Sorunlar ve konu önemliydi ve acaba ne yapılabilir diye düşünmüştüm.

Bu nedenle konuşulanları derleyip toplayıp yazılı hale getirmiş ve özel bir internet çevriminde paylaşmıştım.

Ertesi gün sabahtan en yüksek yönetici tarafından  "makama" davet edildim.

Bir gün önce konuşulanlar sorgulanmış ve "bir daha olmasın böyle kalkışmalar" tonunda "ihtar" almıştım.

"Bir daha olmasın" kısmı tabi sadece eleştirilerdi.

Aynı gün konu birden öyle dallandı budaklandı ki, toplantıya katılanlar gördüklerinde birbirine korkuyla,

"Haberin var mı konuşulanları teybe almışlar, internette yayınlamışlar, katılanları tek tek sorguluyorlarmış" diye fısıldıyordu.

Öğleden sonra bana ilk fısıldandığında önce ben de korkuyla irkildim.

"Kim?" sorusu aklıma ilk hücüm eden soruydu?

Kim teybe kaydetmiş ve internette yayınlamış olabilirdi?

Tüm katılanları zihmimden geçiriyor, hiç kimse için "yapmıştır" diyemiyordum.

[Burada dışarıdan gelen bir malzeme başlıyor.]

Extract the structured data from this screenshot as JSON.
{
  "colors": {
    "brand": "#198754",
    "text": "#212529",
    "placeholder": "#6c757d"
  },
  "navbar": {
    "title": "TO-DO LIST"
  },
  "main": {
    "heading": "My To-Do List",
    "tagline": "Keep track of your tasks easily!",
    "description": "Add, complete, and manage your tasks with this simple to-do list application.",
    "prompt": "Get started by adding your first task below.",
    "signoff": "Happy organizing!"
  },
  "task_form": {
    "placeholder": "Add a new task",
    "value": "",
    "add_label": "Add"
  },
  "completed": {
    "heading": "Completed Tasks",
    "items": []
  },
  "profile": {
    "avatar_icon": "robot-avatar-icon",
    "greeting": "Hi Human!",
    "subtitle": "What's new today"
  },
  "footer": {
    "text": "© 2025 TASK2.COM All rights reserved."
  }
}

Ve bir an sonra kahkahayı bastım.

Ben kaydetmiştim tabi ki.

Ama teybe falan değil.

Düzgün biçimde konuşulan konuları, eleştirileri ve görüşleri not haline getirmiş ve üye sayısı kısıtlı bir grupla paylaşmıştım.

"Çok yüksek amir" de buradan okumuş ve beni çağırmıştı.

Yanından çıkınca sadece onun yanındaki "en yakınlarına" görüşmeyi anlatmıştım.

Ve aynı gün içinde akşamüstü fısıltı beni bile ürpertecek biçimde bana gelmişti.


Tüm bunlar bu akşamüstü aklıma geliverdi.

Nedeni dünden beri adada dolaşan bir başka fısıltı.

"İstanbullu" (bilmeyenler için not: adalılar için tüm turistler ve dışarıdan gelenler istanbulludur) bir doktor,

balıkhane ya da lokantalardan birinde oturur ve balık ismarlar.

Kendisine "kalkan" diye vatoz yedirilir.

Bunu farkeden doktor adisyonu aldığı gibi soluğu savcılıkta alır.

Şimdi gelelim sorulara.

"İstanbullu doktor" adada kalkan olmadığını bilmez mi? Bilirse niye sipariş verir?

Diyelim ki bilmez, balık önüne gelince de mi anlamaz?

Diyelim ki anlamadı peki yedikten sonra nasıl anlar da soluğu savcılıkta alır?

Tüm bu soruların cevabını bilmiyorum.

Merak da etmiyorum doğrusu.

Ama fısıltı gazetesinin gücünü biliyorum.

İşletme adı telafuz edilirse yandı. Edilmezse hepsi yandı,

Ada da yandı aslında.

Çünkü:

Daha sonra yaptığımız toplantılara "o" toplantıya katılanlar bir daha hiç katılmamıştı.